Some could argue that without the support of HCA, smaller healthcare systems such as Frisbie may not have made it through the pandemic. The rate at which smaller hospitals -- by number of beds -- are operating at negative income increased by 6% from 2015 to 2019, to 75% total. During the pandemic this financial distress became more emphasized as income generating surgeries and other services were canceled or indefinitely postponed. Under new interim CEO Matt Larkin, HCA is looking to fulfill its commitments to invest in the buildout of Frisbie Hospital through new physician recruitment, rooms, boiler systems, and a pharmacy. Larkin has said he believes the departure of physicians is "a perfect storm of events that just happened." He went on to state that he believes that once the hospital gets reorganized some of those physicians will want to return.

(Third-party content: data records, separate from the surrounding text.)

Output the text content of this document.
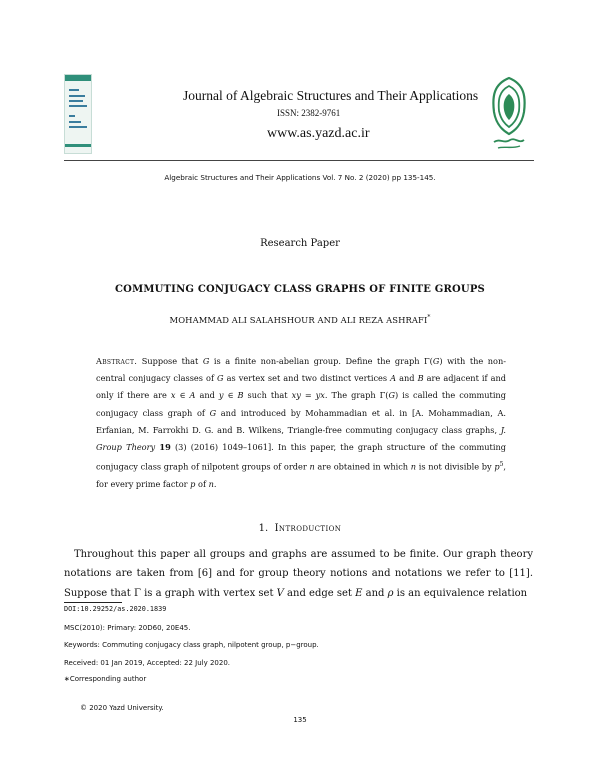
Journal of Algebraic Structures and Their Applications
ISSN: 2382-9761
www.as.yazd.ac.ir
Algebraic Structures and Their Applications Vol. 7 No. 2 (2020) pp 135-145.
Research Paper
COMMUTING CONJUGACY CLASS GRAPHS OF FINITE GROUPS
MOHAMMAD ALI SALAHSHOUR AND ALI REZA ASHRAFI*
Abstract. Suppose that G is a finite non-abelian group. Define the graph Γ(G) with the non-central conjugacy classes of G as vertex set and two distinct vertices A and B are adjacent if and only if there are x ∈ A and y ∈ B such that xy = yx. The graph Γ(G) is called the commuting conjugacy class graph of G and introduced by Mohammadian et al. in [A. Mohammadian, A. Erfanian, M. Farrokhi D. G. and B. Wilkens, Triangle-free commuting conjugacy class graphs, J. Group Theory 19 (3) (2016) 1049–1061]. In this paper, the graph structure of the commuting conjugacy class graph of nilpotent groups of order n are obtained in which n is not divisible by $p^5$, for every prime factor p of n.
1. Introduction
Throughout this paper all groups and graphs are assumed to be finite. Our graph theory notations are taken from [6] and for group theory notions and notations we refer to [11]. Suppose that Γ is a graph with vertex set V and edge set E and ρ is an equivalence relation
DOI:10.29252/as.2020.1839
MSC(2010): Primary: 20D60, 20E45.
Keywords: Commuting conjugacy class graph, nilpotent group, p−group.
Received: 01 Jan 2019, Accepted: 22 July 2020.
∗Corresponding author
© 2020 Yazd University.
135
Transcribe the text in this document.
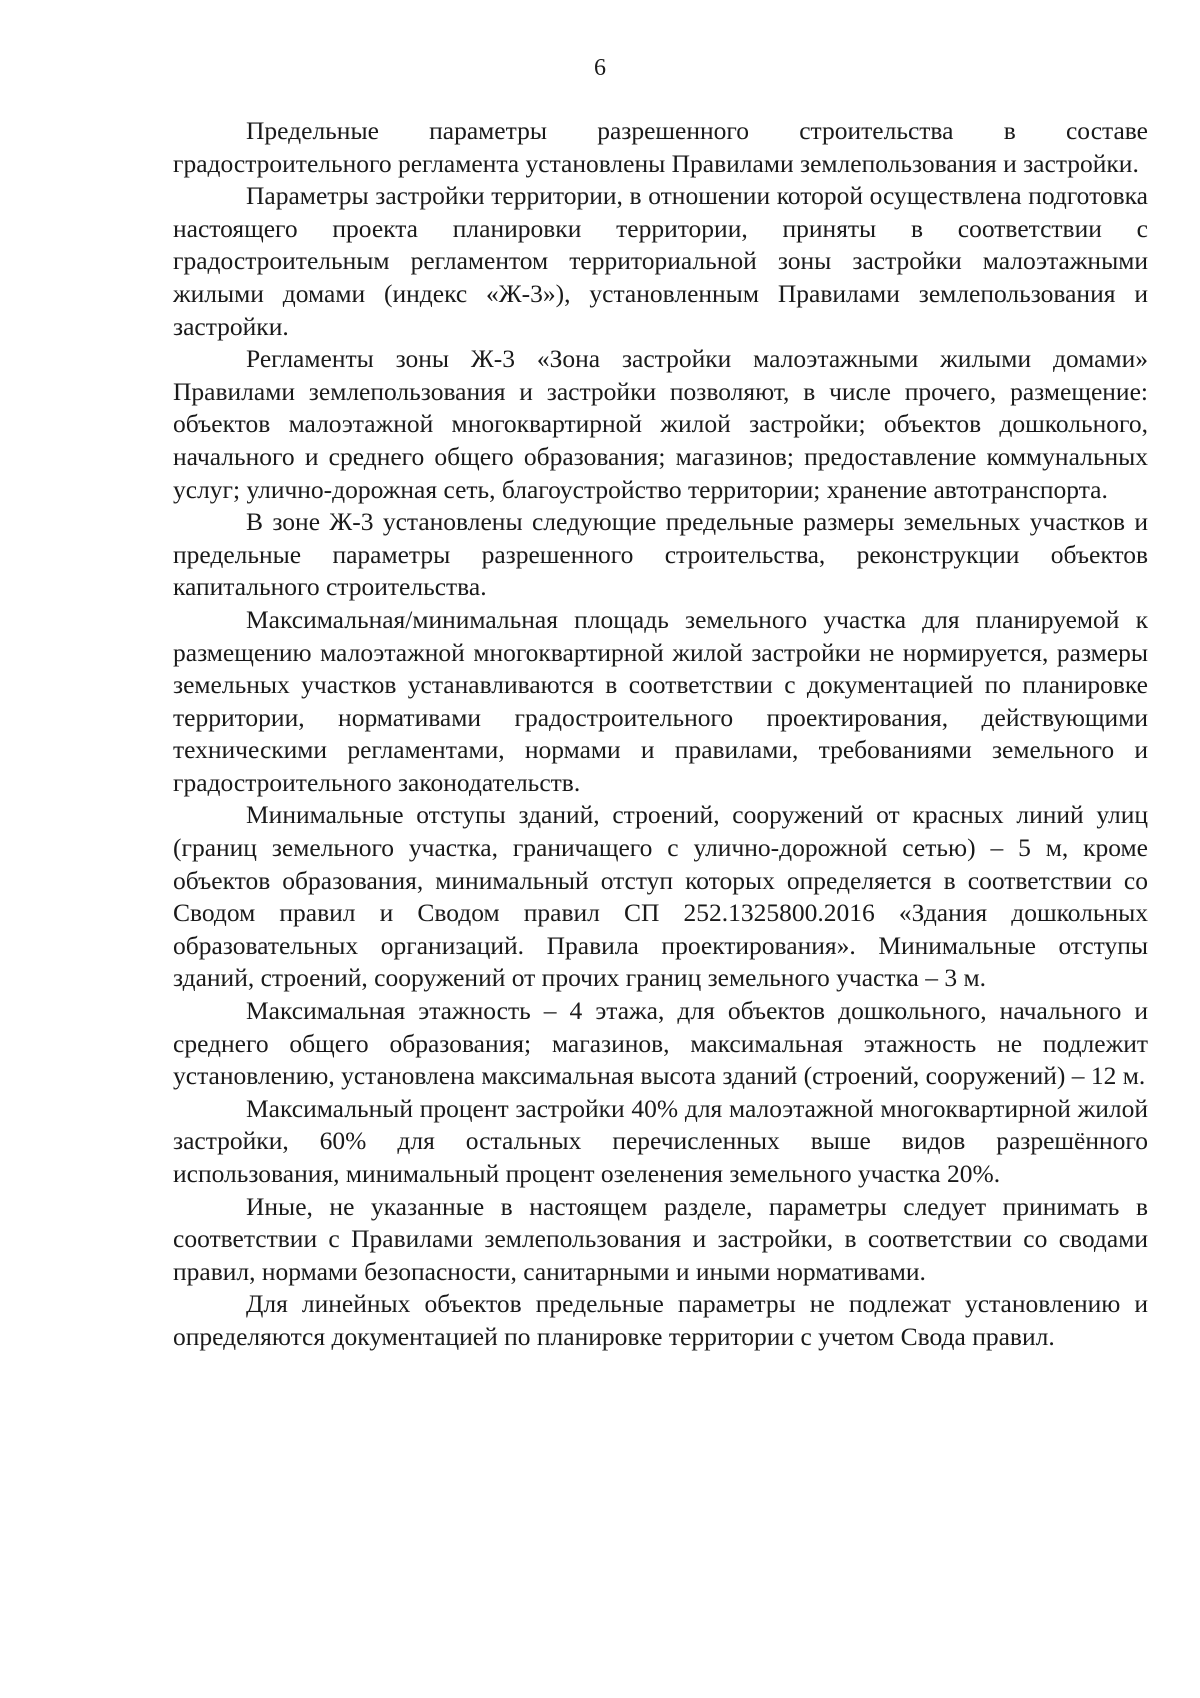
6

Предельные параметры разрешенного строительства в составе градостроительного регламента установлены Правилами землепользования и застройки.

Параметры застройки территории, в отношении которой осуществлена подготовка настоящего проекта планировки территории, приняты в соответствии с градостроительным регламентом территориальной зоны застройки малоэтажными жилыми домами (индекс «Ж-3»), установленным Правилами землепользования и застройки.

Регламенты зоны Ж-3 «Зона застройки малоэтажными жилыми домами» Правилами землепользования и застройки позволяют, в числе прочего, размещение: объектов малоэтажной многоквартирной жилой застройки; объектов дошкольного, начального и среднего общего образования; магазинов; предоставление коммунальных услуг; улично-дорожная сеть, благоустройство территории; хранение автотранспорта.

В зоне Ж-3 установлены следующие предельные размеры земельных участков и предельные параметры разрешенного строительства, реконструкции объектов капитального строительства.

Максимальная/минимальная площадь земельного участка для планируемой к размещению малоэтажной многоквартирной жилой застройки не нормируется, размеры земельных участков устанавливаются в соответствии с документацией по планировке территории, нормативами градостроительного проектирования, действующими техническими регламентами, нормами и правилами, требованиями земельного и градостроительного законодательств.

Минимальные отступы зданий, строений, сооружений от красных линий улиц (границ земельного участка, граничащего с улично-дорожной сетью) – 5 м, кроме объектов образования, минимальный отступ которых определяется в соответствии со Сводом правил и Сводом правил СП 252.1325800.2016 «Здания дошкольных образовательных организаций. Правила проектирования». Минимальные отступы зданий, строений, сооружений от прочих границ земельного участка – 3 м.

Максимальная этажность – 4 этажа, для объектов дошкольного, начального и среднего общего образования; магазинов, максимальная этажность не подлежит установлению, установлена максимальная высота зданий (строений, сооружений) – 12 м.

Максимальный процент застройки 40% для малоэтажной многоквартирной жилой застройки, 60% для остальных перечисленных выше видов разрешённого использования, минимальный процент озеленения земельного участка 20%.

Иные, не указанные в настоящем разделе, параметры следует принимать в соответствии с Правилами землепользования и застройки, в соответствии со сводами правил, нормами безопасности, санитарными и иными нормативами.

Для линейных объектов предельные параметры не подлежат установлению и определяются документацией по планировке территории с учетом Свода правил.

The impact on HCA's bottom line
The departure of physicians and resulting turbulence within hospitals owned by HCA is a minor reason for concern among investors. Should we see a conclusive review by the independent monitoring group at some point during the third quarter that HCA is not complying with its commitments for Mission Health, there could be further fallout. We might also see continued physician departures at other hospital systems owned by HCA.
For now, from an investor's point of view, HCA is strong. Second-quarter results reported in July show 30% revenue growth and 38% earnings-per-share growth compared to the second quarter of 2020. The company also announced a quarterly dividend payout of $0.48 per share to shareholders of record as of Sept. 16. It also repurchased 11 million shares of its stock, which is often a sign that a company believes the share price will continue to move upward.
As if those aren't reason enough to believe HCA is on the right path to gains for investors, the company also raised its full-year guidance by 4% for total 2021 revenue, and by 21% for earnings per share. Simply put, business is booming and there are no signs that turbulent relations with some physicians will seriously hurt this healthcare powerhouse.